🤖 AI Summary
This work addresses the scarcity of real-world data in bimanual robotic policy learning by introducing a novel collaboration-swapping paradigm. The approach leverages human–single-arm robot collaboration to perform one side of a bimanual task, then swaps roles to collect interactive demonstrations from both agents. By integrating hand pose estimation, RGB-D perception, image inpainting, and kinematic modeling, the method synthesizes demonstrations tailored to a target bimanual robot for imitation learning. This framework enables, for the first time, efficient transfer from human–single-arm collaborative data to unseen bimanual robot configurations, supporting both zero-shot deployment and few-shot fine-tuning. Evaluated on five bimanual tasks, the method achieves up to 70% success in zero-shot settings and, with only 25 target-domain demonstrations, improves performance by 65–70% over training from scratch after fine-tuning.
📝 Abstract
Bimanual coordination is essential for many real-world manipulation tasks, yet learning bimanual robot policies is limited by the scarcity of bimanual robots and datasets. Single-arm robots, however, are widely available in research labs. Can we leverage them to train bimanual robot policies? We present MonoDuo, a framework for learning bimanual manipulation policies using single-arm robot demonstrations paired with human collaboration. MonoDuo collects data by teleoperating a single-arm robot to perform one side of a bimanual task while a human performs the other, then swapping roles to cover both sides. RGB-D observations from a wrist-mounted and fixed camera are augmented into synthetic demonstrations for target bimanual robots using state-of-the-art hand pose estimation, image and point cloud segmentation, and inpainting.

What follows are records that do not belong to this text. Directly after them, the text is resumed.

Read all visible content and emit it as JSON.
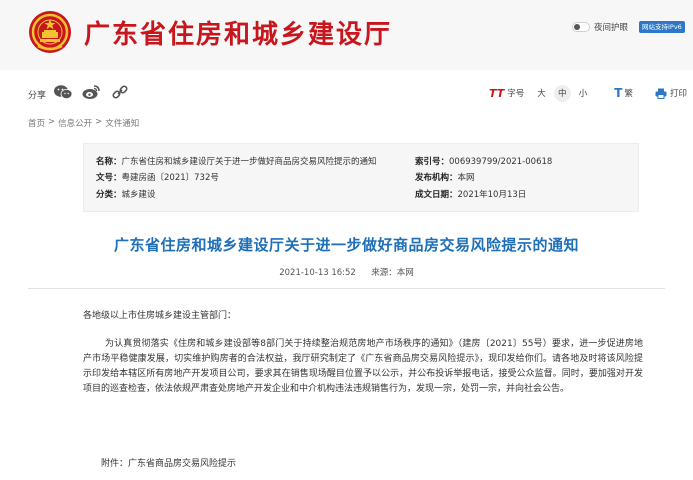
{
  "header": {
    "site_title": "广东省住房和城乡建设厅",
    "night_mode_label": "夜间护眼",
    "ipv6_badge": "网站支持IPv6",
    "colors": {
      "brand": "#c8161d",
      "accent": "#1e6fb8",
      "badge": "#2c78c7"
    }
  },
  "toolbar": {
    "share_label": "分享",
    "share_icons": [
      "wechat-icon",
      "weibo-icon",
      "link-icon"
    ],
    "font_size_label": "字号",
    "size_large": "大",
    "size_medium": "中",
    "size_small": "小",
    "traditional_label": "繁",
    "print_label": "打印"
  },
  "breadcrumb": {
    "items": [
      "首页",
      "信息公开",
      "文件通知"
    ],
    "separator": ">"
  },
  "meta": {
    "name_label": "名称：",
    "name_value": "广东省住房和城乡建设厅关于进一步做好商品房交易风险提示的通知",
    "doc_no_label": "文号：",
    "doc_no_value": "粤建房函〔2021〕732号",
    "category_label": "分类：",
    "category_value": "城乡建设",
    "index_label": "索引号：",
    "index_value": "006939799/2021-00618",
    "issuer_label": "发布机构：",
    "issuer_value": "本网",
    "date_label": "成文日期：",
    "date_value": "2021年10月13日"
  },
  "article": {
    "title": "广东省住房和城乡建设厅关于进一步做好商品房交易风险提示的通知",
    "publish_time": "2021-10-13  16:52",
    "source": "来源：本网",
    "salutation": "各地级以上市住房城乡建设主管部门：",
    "paragraph": "为认真贯彻落实《住房和城乡建设部等8部门关于持续整治规范房地产市场秩序的通知》（建房〔2021〕55号）要求，进一步促进房地产市场平稳健康发展，切实维护购房者的合法权益，我厅研究制定了《广东省商品房交易风险提示》，现印发给你们。请各地及时将该风险提示印发给本辖区所有房地产开发项目公司，要求其在销售现场醒目位置予以公示，并公布投诉举报电话，接受公众监督。同时，要加强对开发项目的巡查检查，依法依规严肃查处房地产开发企业和中介机构违法违规销售行为，发现一宗，处罚一宗，并向社会公告。",
    "attachment": "附件：广东省商品房交易风险提示"
  }
}
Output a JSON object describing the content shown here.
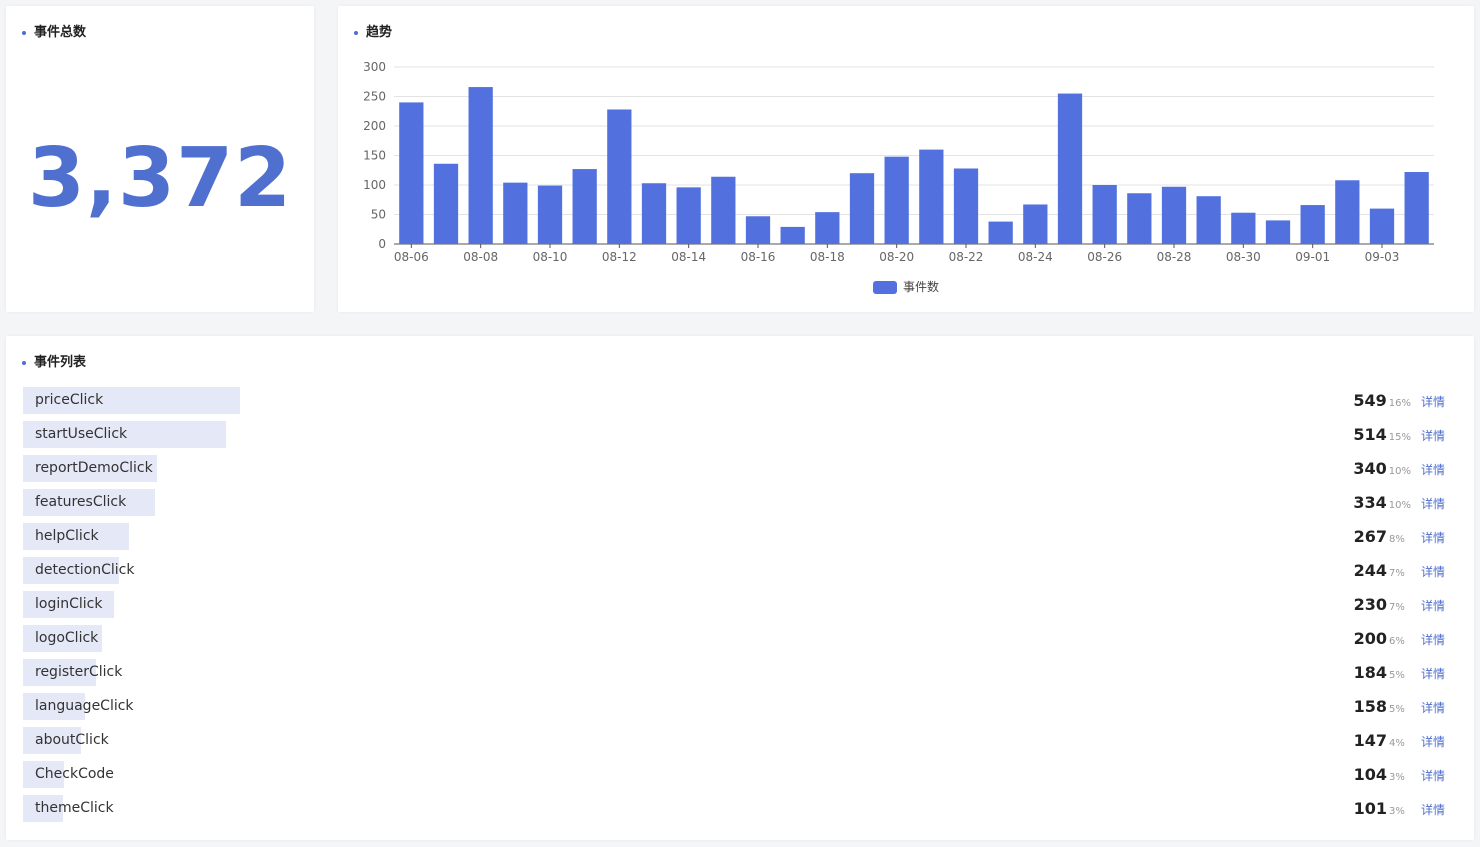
{
  "total_card": {
    "title": "事件总数",
    "value": "3,372"
  },
  "trend_card": {
    "title": "趋势"
  },
  "chart_data": {
    "type": "bar",
    "categories": [
      "08-06",
      "08-07",
      "08-08",
      "08-09",
      "08-10",
      "08-11",
      "08-12",
      "08-13",
      "08-14",
      "08-15",
      "08-16",
      "08-17",
      "08-18",
      "08-19",
      "08-20",
      "08-21",
      "08-22",
      "08-23",
      "08-24",
      "08-25",
      "08-26",
      "08-27",
      "08-28",
      "08-29",
      "08-30",
      "08-31",
      "09-01",
      "09-02",
      "09-03",
      "09-04"
    ],
    "tick_labels": [
      "08-06",
      "08-08",
      "08-10",
      "08-12",
      "08-14",
      "08-16",
      "08-18",
      "08-20",
      "08-22",
      "08-24",
      "08-26",
      "08-28",
      "08-30",
      "09-01",
      "09-03"
    ],
    "series": [
      {
        "name": "事件数",
        "values": [
          240,
          136,
          266,
          104,
          99,
          127,
          228,
          103,
          96,
          114,
          47,
          29,
          54,
          120,
          148,
          160,
          128,
          38,
          67,
          255,
          100,
          86,
          97,
          81,
          53,
          40,
          66,
          108,
          60,
          122
        ]
      }
    ],
    "ylim": [
      0,
      300
    ],
    "yticks": [
      0,
      50,
      100,
      150,
      200,
      250,
      300
    ],
    "grid": true,
    "legend": "bottom-center",
    "color": "#5271de"
  },
  "list_card": {
    "title": "事件列表",
    "detail_label": "详情",
    "max_count": 549,
    "items": [
      {
        "name": "priceClick",
        "count": "549",
        "pct": "16%",
        "value": 549
      },
      {
        "name": "startUseClick",
        "count": "514",
        "pct": "15%",
        "value": 514
      },
      {
        "name": "reportDemoClick",
        "count": "340",
        "pct": "10%",
        "value": 340
      },
      {
        "name": "featuresClick",
        "count": "334",
        "pct": "10%",
        "value": 334
      },
      {
        "name": "helpClick",
        "count": "267",
        "pct": "8%",
        "value": 267
      },
      {
        "name": "detectionClick",
        "count": "244",
        "pct": "7%",
        "value": 244
      },
      {
        "name": "loginClick",
        "count": "230",
        "pct": "7%",
        "value": 230
      },
      {
        "name": "logoClick",
        "count": "200",
        "pct": "6%",
        "value": 200
      },
      {
        "name": "registerClick",
        "count": "184",
        "pct": "5%",
        "value": 184
      },
      {
        "name": "languageClick",
        "count": "158",
        "pct": "5%",
        "value": 158
      },
      {
        "name": "aboutClick",
        "count": "147",
        "pct": "4%",
        "value": 147
      },
      {
        "name": "CheckCode",
        "count": "104",
        "pct": "3%",
        "value": 104
      },
      {
        "name": "themeClick",
        "count": "101",
        "pct": "3%",
        "value": 101
      }
    ]
  }
}
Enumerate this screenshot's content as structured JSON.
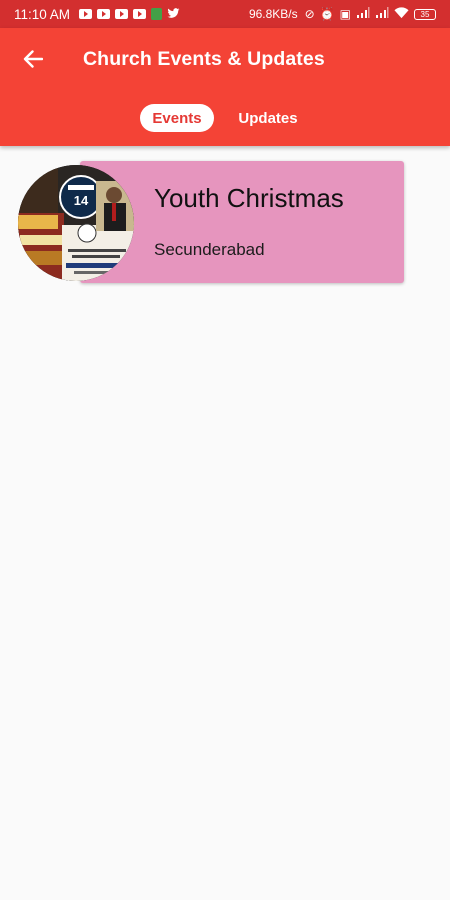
{
  "status_bar": {
    "time": "11:10 AM",
    "network_speed": "96.8KB/s",
    "battery": "35"
  },
  "header": {
    "title": "Church Events & Updates",
    "back_icon": "arrow-left-icon"
  },
  "tabs": [
    {
      "label": "Events",
      "selected": true
    },
    {
      "label": "Updates",
      "selected": false
    }
  ],
  "events": [
    {
      "name": "Youth Christmas",
      "location": "Secunderabad",
      "thumbnail": {
        "date_number": "14"
      }
    }
  ],
  "colors": {
    "status_bar": "#d32f2f",
    "app_bar": "#f44336",
    "card": "#e695be",
    "background": "#fafafa",
    "selected_tab_text": "#e53935"
  }
}
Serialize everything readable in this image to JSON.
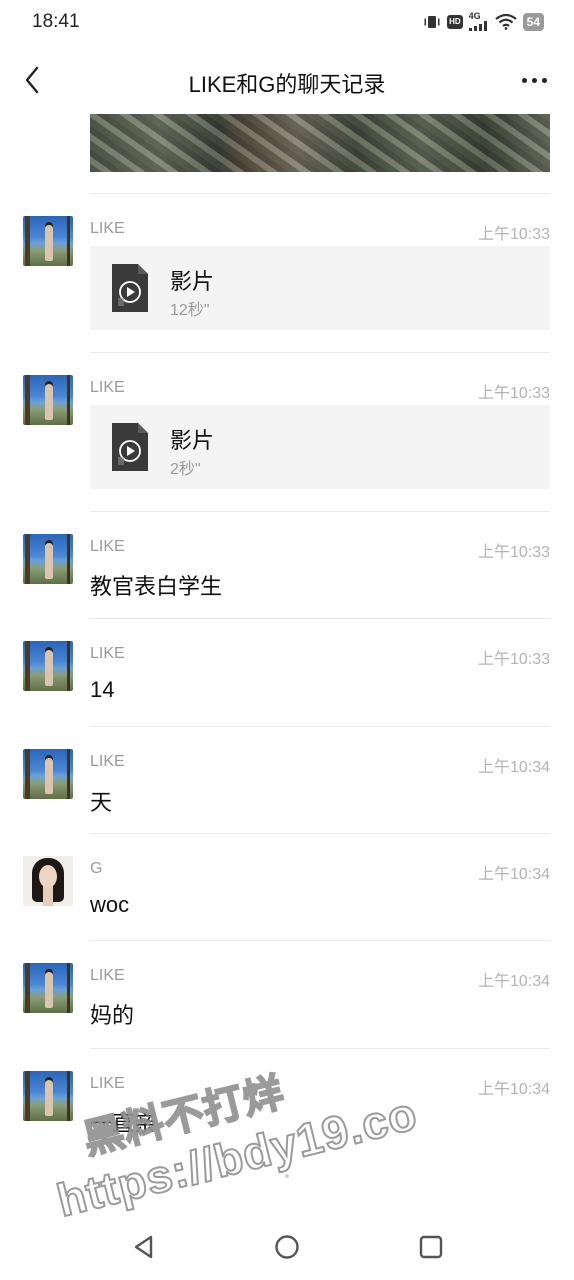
{
  "status_bar": {
    "time": "18:41",
    "hd_label": "HD",
    "network_label": "4G",
    "battery": "54"
  },
  "nav": {
    "title": "LIKE和G的聊天记录"
  },
  "messages": [
    {
      "sender": "LIKE",
      "time": "上午10:33",
      "type": "file",
      "file_name": "影片",
      "file_meta": "12秒\""
    },
    {
      "sender": "LIKE",
      "time": "上午10:33",
      "type": "file",
      "file_name": "影片",
      "file_meta": "2秒\""
    },
    {
      "sender": "LIKE",
      "time": "上午10:33",
      "type": "text",
      "text": "教官表白学生"
    },
    {
      "sender": "LIKE",
      "time": "上午10:33",
      "type": "text",
      "text": "14"
    },
    {
      "sender": "LIKE",
      "time": "上午10:34",
      "type": "text",
      "text": "天"
    },
    {
      "sender": "G",
      "time": "上午10:34",
      "type": "text",
      "text": "woc"
    },
    {
      "sender": "LIKE",
      "time": "上午10:34",
      "type": "text",
      "text": "妈的"
    },
    {
      "sender": "LIKE",
      "time": "上午10:34",
      "type": "text",
      "text": "一直亲"
    }
  ],
  "watermark": {
    "line1": "黑料不打烊",
    "line2": "https://bdy19.co"
  },
  "icons": {
    "back": "chevron-left-icon",
    "more": "more-dots-icon",
    "video_file": "video-file-icon",
    "sys_back": "triangle-back-icon",
    "sys_home": "circle-home-icon",
    "sys_recent": "square-recent-icon"
  }
}
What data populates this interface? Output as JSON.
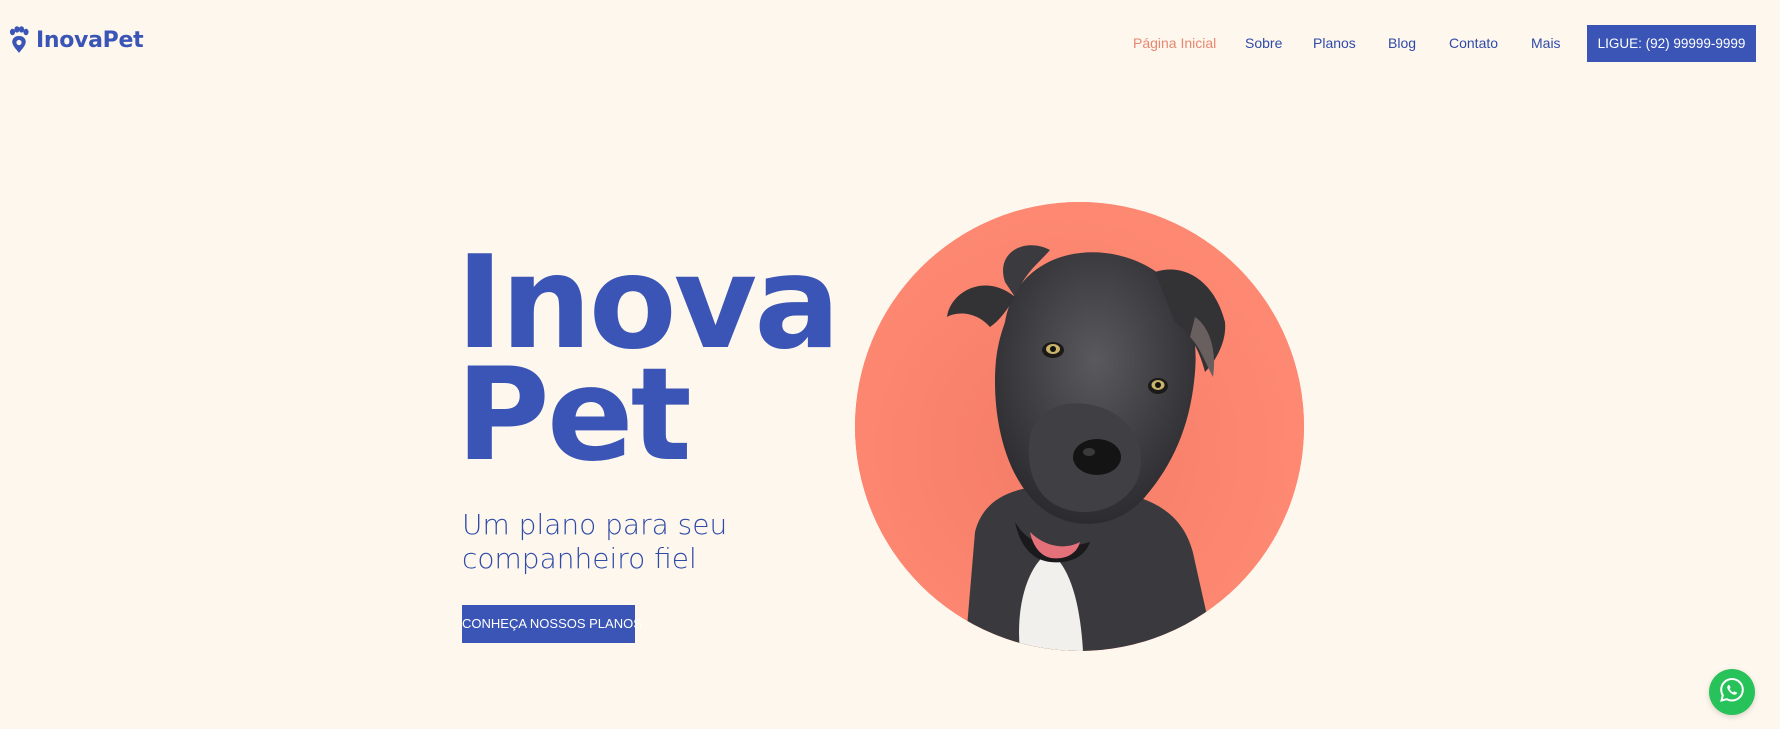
{
  "header": {
    "logo_text": "InovaPet",
    "logo_icon": "paw-pin-icon",
    "nav": [
      {
        "label": "Página Inicial",
        "active": true
      },
      {
        "label": "Sobre",
        "active": false
      },
      {
        "label": "Planos",
        "active": false
      },
      {
        "label": "Blog",
        "active": false
      },
      {
        "label": "Contato",
        "active": false
      },
      {
        "label": "Mais",
        "active": false
      }
    ],
    "call_button_label": "LIGUE: (92) 99999-9999"
  },
  "hero": {
    "title_line1": "Inova",
    "title_line2": "Pet",
    "subtitle_line1": "Um plano para seu",
    "subtitle_line2": "companheiro fiel",
    "cta_label": "CONHEÇA NOSSOS PLANOS",
    "image": "dog-photo"
  },
  "floating": {
    "whatsapp_icon": "whatsapp-icon"
  },
  "colors": {
    "background": "#fef7ee",
    "brand_blue": "#3a55b5",
    "accent_salmon": "#fa8670",
    "nav_active": "#e7876f",
    "whatsapp_green": "#28c25a"
  }
}
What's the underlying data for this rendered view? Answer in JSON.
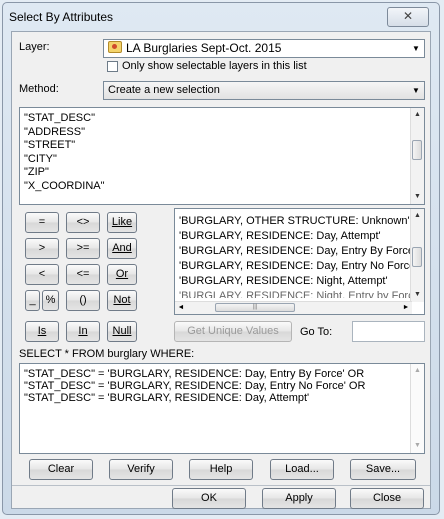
{
  "window": {
    "title": "Select By Attributes",
    "close_glyph": "✕"
  },
  "layer": {
    "label": "Layer:",
    "value": "LA Burglaries Sept-Oct. 2015",
    "checkbox_label": "Only show selectable layers in this list",
    "checked": false
  },
  "method": {
    "label": "Method:",
    "value": "Create a new selection"
  },
  "fields": [
    "\"STAT_DESC\"",
    "\"ADDRESS\"",
    "\"STREET\"",
    "\"CITY\"",
    "\"ZIP\"",
    "\"X_COORDINA\""
  ],
  "operators": {
    "eq": "=",
    "neq": "<>",
    "like": "Like",
    "gt": ">",
    "gte": ">=",
    "and": "And",
    "lt": "<",
    "lte": "<=",
    "or": "Or",
    "underscore": "_",
    "percent": "%",
    "parens": "()",
    "not": "Not",
    "is": "Is",
    "in": "In",
    "null": "Null"
  },
  "values": [
    "'BURGLARY, OTHER STRUCTURE: Unknown'",
    "'BURGLARY, RESIDENCE: Day, Attempt'",
    "'BURGLARY, RESIDENCE: Day, Entry By Force'",
    "'BURGLARY, RESIDENCE: Day, Entry No Force'",
    "'BURGLARY, RESIDENCE: Night, Attempt'",
    "'BURGLARY, RESIDENCE: Night, Entry by Force'"
  ],
  "unique_values_button": "Get Unique Values",
  "goto_label": "Go To:",
  "goto_value": "",
  "sql_prefix": "SELECT * FROM burglary WHERE:",
  "expression": [
    "\"STAT_DESC\" = 'BURGLARY, RESIDENCE: Day, Entry By Force' OR",
    "\"STAT_DESC\" = 'BURGLARY, RESIDENCE: Day, Entry No Force' OR",
    "\"STAT_DESC\" = 'BURGLARY, RESIDENCE: Day, Attempt'"
  ],
  "actions": {
    "clear": "Clear",
    "verify": "Verify",
    "help": "Help",
    "load": "Load...",
    "save": "Save..."
  },
  "footer": {
    "ok": "OK",
    "apply": "Apply",
    "close": "Close"
  }
}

These synthetic demonstrations, grounded in real robot kinematics, are used to train bimanual policies. We evaluate MonoDuo on five tasks: box lifting, backpack packing, cloth folding, jacket zipping, and plate handover. Compared to approaches relying solely on human bimanual videos, MonoDuo enables zero-shot deployment on unseen bimanual robot configurations, achieving success rates up to 70%. With only 25 target robot demonstrations, few-shot finetuning further boosts success rates by 65-70% over training from scratch, demonstrating MonoDuo's effectiveness in efficiently transferring knowledge from single-arm robot data to bimanual robot policies.